## Classification with the logistic model

In [None]:
import pandas as pd
import numpy as np
import matplotlib as mpl
import matplotlib.pyplot as plt
import seaborn as sns

import sklearn.linear_model as skl_lm
from sklearn.discriminant_analysis import LinearDiscriminantAnalysis
from sklearn.discriminant_analysis import QuadraticDiscriminantAnalysis
from sklearn.metrics import confusion_matrix, classification_report, precision_score
from sklearn import preprocessing
from sklearn import neighbors

import statsmodels.api as sm
import statsmodels.formula.api as smf

%matplotlib inline

In [None]:
# In R, I exported the dataset from package 'ISLR' to an Excel file
data_url = "https://github.com/pykale/transparentML/raw/main/data/Default.xlsx"
df = pd.read_excel(data_url)

# Note: factorize() returns two objects: a label array and an array with the unique values.
# We are only interested in the first object.
df["default2"] = df.default.factorize()[0]
df["student2"] = df.student.factorize()[0]
df.head(3)

### An overview of classification

In [None]:
fig = plt.figure(figsize=(12, 5))
gs = mpl.gridspec.GridSpec(1, 4)
ax1 = plt.subplot(gs[0, :-2])
ax2 = plt.subplot(gs[0, -2])
ax3 = plt.subplot(gs[0, -1])

# Take a fraction of the samples where target value (default) is 'no'
df_no = df[df.default2 == 0].sample(frac=0.15)
# Take all samples  where target value is 'yes'
df_yes = df[df.default2 == 1]
df_ = df_no.append(df_yes)

ax1.scatter(
    df_[df_.default == "Yes"].balance,
    df_[df_.default == "Yes"].income,
    s=40,
    c="orange",
    marker="+",
    linewidths=1,
)
ax1.scatter(
    df_[df_.default == "No"].balance,
    df_[df_.default == "No"].income,
    s=40,
    marker="o",
    linewidths="1",
    edgecolors="lightblue",
    facecolors="white",
    alpha=0.6,
)

ax1.set_ylim(ymin=0)
ax1.set_ylabel("Income")
ax1.set_xlim(xmin=-100)
ax1.set_xlabel("Balance")

c_palette = {"No": "lightblue", "Yes": "orange"}
sns.boxplot("default", "balance", data=df, orient="v", ax=ax2, palette=c_palette)
sns.boxplot("default", "income", data=df, orient="v", ax=ax3, palette=c_palette)
gs.tight_layout(plt.gcf())

### Logistic model

In [None]:
X_train = df.balance.values.reshape(-1, 1)
y = df.default2

# Create array of test data.
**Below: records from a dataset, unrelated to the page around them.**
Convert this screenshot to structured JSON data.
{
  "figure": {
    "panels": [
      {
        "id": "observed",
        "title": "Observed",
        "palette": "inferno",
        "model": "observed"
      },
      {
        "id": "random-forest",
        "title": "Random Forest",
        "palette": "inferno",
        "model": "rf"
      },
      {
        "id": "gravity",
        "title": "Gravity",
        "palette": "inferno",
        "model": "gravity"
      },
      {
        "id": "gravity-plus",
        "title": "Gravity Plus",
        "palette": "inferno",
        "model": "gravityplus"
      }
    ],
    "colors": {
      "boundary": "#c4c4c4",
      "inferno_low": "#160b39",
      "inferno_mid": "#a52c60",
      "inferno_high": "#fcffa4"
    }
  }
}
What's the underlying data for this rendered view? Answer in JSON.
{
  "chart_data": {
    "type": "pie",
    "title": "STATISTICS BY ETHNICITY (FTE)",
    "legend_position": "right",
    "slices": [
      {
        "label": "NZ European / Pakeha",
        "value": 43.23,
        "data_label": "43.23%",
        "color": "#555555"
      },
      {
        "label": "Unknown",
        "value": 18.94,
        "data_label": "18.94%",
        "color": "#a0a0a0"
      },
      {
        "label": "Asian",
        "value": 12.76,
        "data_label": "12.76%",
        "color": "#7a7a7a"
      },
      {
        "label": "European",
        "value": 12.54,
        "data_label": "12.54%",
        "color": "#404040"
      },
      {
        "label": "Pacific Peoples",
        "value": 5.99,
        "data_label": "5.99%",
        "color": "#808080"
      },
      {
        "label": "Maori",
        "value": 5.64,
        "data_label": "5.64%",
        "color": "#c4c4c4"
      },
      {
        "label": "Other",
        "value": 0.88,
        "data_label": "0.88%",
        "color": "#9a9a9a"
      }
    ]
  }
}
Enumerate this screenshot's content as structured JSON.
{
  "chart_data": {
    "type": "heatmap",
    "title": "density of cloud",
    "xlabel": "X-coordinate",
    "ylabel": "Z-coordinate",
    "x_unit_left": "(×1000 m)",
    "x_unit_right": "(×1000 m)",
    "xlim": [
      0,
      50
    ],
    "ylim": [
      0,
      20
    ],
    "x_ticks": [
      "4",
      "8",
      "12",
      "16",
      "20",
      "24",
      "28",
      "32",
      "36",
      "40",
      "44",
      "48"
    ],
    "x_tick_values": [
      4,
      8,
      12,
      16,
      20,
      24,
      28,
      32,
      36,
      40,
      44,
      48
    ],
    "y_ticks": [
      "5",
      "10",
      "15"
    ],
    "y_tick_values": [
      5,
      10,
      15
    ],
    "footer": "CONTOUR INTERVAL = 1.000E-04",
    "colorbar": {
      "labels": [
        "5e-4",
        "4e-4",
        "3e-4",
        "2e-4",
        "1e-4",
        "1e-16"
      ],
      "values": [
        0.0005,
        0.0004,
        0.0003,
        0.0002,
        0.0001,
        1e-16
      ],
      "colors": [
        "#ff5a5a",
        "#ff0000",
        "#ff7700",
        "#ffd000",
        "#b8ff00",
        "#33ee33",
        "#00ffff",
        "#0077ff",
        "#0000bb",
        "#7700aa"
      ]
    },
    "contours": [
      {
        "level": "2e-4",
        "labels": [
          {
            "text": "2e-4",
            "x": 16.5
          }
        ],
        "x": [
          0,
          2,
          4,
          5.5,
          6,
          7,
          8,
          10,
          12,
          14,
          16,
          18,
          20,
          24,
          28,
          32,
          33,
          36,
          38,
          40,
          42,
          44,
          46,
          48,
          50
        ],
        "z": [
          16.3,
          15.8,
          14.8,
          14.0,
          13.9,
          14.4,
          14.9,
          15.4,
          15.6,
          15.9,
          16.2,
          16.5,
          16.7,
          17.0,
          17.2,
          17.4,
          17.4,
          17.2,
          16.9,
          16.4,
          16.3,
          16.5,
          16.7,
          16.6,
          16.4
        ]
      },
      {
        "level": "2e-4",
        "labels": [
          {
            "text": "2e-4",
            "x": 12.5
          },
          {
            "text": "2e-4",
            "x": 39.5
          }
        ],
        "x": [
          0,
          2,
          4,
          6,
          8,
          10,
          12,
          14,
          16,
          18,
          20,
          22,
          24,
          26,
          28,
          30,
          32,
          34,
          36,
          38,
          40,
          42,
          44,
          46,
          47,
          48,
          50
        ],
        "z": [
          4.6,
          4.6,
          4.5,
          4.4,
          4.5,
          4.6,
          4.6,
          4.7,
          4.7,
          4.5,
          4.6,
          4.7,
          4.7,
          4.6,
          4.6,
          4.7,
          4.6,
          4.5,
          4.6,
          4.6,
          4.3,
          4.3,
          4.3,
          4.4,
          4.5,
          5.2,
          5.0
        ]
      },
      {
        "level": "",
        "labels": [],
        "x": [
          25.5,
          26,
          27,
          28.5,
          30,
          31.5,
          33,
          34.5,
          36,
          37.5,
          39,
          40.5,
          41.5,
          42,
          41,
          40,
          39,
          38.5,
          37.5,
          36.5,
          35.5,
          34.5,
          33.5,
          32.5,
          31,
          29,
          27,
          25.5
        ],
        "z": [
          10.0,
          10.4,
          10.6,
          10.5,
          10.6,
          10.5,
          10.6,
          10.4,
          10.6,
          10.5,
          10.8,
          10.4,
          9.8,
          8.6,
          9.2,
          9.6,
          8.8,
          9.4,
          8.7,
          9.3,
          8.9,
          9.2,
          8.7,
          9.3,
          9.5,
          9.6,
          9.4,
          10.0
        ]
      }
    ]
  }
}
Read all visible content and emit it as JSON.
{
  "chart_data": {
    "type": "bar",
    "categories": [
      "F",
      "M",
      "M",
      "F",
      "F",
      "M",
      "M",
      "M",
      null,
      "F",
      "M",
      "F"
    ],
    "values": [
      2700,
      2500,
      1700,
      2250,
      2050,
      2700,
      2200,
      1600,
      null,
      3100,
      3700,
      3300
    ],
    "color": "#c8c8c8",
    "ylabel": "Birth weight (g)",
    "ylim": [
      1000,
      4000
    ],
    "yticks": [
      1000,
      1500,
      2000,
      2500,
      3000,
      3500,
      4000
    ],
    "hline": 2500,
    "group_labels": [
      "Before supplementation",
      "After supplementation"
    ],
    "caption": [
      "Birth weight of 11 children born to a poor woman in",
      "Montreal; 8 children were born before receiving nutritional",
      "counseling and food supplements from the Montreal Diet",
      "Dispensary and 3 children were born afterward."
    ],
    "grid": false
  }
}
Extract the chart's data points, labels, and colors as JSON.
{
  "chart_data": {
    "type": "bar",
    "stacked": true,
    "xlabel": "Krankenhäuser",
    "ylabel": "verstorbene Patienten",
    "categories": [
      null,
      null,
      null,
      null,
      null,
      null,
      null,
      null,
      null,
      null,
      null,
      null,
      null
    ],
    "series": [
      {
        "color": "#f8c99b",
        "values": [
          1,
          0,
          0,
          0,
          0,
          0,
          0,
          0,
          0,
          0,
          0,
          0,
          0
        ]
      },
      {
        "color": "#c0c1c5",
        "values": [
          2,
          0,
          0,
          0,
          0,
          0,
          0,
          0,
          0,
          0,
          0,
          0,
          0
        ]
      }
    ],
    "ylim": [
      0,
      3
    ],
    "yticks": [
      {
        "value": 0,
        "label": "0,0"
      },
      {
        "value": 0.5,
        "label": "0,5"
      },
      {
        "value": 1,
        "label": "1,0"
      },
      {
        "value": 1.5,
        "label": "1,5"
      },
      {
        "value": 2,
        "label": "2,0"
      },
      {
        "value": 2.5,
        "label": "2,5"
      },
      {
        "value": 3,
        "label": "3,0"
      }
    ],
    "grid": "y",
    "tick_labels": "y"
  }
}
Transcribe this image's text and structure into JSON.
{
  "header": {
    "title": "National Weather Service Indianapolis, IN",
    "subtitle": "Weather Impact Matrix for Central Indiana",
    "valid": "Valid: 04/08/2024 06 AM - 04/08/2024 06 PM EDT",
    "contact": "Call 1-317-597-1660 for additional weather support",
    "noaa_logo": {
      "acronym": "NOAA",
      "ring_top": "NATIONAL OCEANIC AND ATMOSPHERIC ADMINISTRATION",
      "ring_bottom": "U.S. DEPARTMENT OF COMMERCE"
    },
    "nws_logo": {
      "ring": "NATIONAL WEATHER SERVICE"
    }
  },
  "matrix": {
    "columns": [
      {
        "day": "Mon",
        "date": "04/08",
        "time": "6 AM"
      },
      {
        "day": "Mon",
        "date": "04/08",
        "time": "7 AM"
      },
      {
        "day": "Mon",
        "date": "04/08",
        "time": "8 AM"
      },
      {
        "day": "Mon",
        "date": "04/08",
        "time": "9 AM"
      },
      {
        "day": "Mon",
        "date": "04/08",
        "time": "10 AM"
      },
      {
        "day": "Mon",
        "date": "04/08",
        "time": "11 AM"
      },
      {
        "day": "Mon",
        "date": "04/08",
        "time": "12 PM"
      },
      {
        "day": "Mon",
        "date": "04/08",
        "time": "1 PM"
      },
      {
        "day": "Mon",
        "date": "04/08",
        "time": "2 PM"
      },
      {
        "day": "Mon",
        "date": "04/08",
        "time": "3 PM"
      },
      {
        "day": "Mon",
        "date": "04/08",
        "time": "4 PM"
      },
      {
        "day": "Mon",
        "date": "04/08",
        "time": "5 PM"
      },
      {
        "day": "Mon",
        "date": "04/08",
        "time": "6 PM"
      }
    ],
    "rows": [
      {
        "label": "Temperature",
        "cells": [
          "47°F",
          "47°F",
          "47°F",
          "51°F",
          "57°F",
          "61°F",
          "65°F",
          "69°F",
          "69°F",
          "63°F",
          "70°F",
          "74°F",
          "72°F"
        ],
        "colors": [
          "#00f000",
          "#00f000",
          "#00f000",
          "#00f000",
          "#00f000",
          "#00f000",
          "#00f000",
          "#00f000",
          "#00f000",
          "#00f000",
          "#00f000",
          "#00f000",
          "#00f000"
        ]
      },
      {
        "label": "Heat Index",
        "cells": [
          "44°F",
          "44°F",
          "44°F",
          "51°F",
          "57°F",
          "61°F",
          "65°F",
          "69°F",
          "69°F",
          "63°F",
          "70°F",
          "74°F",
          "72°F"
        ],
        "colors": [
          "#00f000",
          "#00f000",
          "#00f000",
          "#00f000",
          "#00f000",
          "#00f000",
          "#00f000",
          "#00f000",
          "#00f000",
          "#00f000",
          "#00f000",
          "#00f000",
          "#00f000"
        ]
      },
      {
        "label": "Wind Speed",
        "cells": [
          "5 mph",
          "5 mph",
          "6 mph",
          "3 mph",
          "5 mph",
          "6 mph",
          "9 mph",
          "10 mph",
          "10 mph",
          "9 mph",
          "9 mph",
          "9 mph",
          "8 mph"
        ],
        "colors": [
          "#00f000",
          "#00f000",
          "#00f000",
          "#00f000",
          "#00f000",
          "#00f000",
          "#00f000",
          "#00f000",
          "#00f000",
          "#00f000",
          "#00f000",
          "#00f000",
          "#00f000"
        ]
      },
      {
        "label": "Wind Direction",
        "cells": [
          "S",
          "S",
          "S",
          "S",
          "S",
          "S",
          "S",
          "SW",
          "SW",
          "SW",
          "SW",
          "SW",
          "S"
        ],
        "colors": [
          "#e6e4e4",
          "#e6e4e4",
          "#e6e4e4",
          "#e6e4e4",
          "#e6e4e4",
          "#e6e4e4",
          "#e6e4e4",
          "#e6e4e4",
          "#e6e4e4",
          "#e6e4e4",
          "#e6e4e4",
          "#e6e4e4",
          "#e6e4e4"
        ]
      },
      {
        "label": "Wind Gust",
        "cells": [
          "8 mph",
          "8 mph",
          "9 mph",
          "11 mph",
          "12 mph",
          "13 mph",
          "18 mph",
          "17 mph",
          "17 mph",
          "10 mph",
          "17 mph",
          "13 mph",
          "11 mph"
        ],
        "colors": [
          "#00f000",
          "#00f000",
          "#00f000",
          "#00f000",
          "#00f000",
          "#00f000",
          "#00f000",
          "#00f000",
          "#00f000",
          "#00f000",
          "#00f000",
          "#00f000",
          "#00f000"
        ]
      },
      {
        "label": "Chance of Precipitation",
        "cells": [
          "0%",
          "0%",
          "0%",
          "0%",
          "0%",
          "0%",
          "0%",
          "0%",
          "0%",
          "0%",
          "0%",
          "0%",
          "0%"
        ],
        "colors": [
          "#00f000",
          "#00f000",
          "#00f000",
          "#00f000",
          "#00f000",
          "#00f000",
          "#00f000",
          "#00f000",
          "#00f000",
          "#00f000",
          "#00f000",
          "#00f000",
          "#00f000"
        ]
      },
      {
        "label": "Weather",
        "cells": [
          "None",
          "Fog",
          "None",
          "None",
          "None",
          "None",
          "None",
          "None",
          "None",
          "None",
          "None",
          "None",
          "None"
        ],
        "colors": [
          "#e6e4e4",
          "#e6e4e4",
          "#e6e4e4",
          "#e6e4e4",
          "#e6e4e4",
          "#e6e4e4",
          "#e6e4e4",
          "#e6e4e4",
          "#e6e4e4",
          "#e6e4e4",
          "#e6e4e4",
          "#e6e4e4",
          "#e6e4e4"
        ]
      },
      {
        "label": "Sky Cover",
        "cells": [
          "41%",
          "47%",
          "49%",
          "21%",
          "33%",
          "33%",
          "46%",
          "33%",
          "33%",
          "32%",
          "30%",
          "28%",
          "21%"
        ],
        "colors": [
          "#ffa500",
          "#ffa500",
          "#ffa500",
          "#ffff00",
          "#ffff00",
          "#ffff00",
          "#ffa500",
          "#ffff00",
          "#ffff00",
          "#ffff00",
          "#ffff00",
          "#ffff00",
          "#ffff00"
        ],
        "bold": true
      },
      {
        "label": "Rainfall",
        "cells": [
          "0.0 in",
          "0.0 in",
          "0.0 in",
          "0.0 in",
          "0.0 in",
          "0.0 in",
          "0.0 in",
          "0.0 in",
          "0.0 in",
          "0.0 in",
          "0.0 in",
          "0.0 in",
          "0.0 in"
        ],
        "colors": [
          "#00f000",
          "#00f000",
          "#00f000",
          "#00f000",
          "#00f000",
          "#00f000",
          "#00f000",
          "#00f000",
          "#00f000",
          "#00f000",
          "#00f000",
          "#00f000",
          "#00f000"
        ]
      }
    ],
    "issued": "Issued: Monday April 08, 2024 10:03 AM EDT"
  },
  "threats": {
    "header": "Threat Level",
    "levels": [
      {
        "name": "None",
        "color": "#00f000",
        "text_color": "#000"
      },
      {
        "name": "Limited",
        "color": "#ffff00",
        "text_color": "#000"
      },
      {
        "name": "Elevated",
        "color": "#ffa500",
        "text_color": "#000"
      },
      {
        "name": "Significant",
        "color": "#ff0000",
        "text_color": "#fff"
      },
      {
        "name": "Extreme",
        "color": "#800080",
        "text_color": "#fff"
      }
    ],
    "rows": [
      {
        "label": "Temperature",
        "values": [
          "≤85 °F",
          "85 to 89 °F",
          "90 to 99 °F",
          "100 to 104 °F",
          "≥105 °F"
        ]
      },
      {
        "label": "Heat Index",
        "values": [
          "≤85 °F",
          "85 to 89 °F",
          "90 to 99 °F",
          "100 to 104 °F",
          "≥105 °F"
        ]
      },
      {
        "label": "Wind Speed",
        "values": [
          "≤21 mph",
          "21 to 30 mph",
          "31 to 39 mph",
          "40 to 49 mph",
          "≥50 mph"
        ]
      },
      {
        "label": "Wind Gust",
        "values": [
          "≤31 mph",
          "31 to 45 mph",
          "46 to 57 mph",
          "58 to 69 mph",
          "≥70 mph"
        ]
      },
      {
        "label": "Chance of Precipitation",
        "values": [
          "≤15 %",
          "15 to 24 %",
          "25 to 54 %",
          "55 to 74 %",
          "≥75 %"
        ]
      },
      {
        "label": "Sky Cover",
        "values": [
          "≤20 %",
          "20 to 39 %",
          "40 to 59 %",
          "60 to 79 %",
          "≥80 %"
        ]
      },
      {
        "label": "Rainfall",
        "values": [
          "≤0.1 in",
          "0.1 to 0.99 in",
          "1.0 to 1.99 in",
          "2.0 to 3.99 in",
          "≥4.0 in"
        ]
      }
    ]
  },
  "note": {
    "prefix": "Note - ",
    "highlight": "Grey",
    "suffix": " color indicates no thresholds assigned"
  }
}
Calculate the classification probability
# and predicted classification.
X_test = np.arange(df.balance.min(), df.balance.max()).reshape(-1, 1)

clf = skl_lm.LogisticRegression(solver="newton-cg")
clf.fit(X_train, y)
prob = clf.predict_proba(X_test)

fig, (ax1, ax2) = plt.subplots(1, 2, figsize=(12, 5))
# Left plot
sns.regplot(
    df.balance,
    df.default2,
    order=1,
    ci=None,
    scatter_kws={"color": "orange"},
    line_kws={"color": "lightblue", "lw": 2},
    ax=ax1,
)
# Right plot
ax2.scatter(X_train, y, color="orange")
ax2.plot(X_test, prob[:, 1], color="lightblue")

for ax in fig.axes:
    ax.hlines(
        1,
        xmin=ax.xaxis.get_data_interval()[0],
        xmax=ax.xaxis.get_data_interval()[1],
        linestyles="dashed",
        lw=1,
    )
    ax.hlines(
        0,
        xmin=ax.xaxis.get_data_interval()[0],
        xmax=ax.xaxis.get_data_interval()[1],
        linestyles="dashed",
        lw=1,
    )
    ax.set_ylabel("Probability of default")
    ax.set_xlabel("Balance")
    ax.set_yticks([0, 0.25, 0.5, 0.75, 1.0])
    ax.set_xlim(xmin=-100)

Example of `scikit-learn`

In [None]:
clf = skl_lm.LogisticRegression(solver="newton-cg")
X_train = df.balance.values.reshape(-1, 1)
clf.fit(X_train, y)
print(clf)
print("classes: ", clf.classes_)
print("coefficients: ", clf.coef_)
print("intercept :", clf.intercept_)

Example of `statsmodels`

In [None]:
X_train = sm.add_constant(df.balance)
est = smf.Logit(y.ravel(), X_train).fit()
est.summary2().tables[1]

In [None]:
X_train = sm.add_constant(df.student2)
y = df.default2

est = smf.Logit(y, X_train).fit()
est.summary2().tables[1]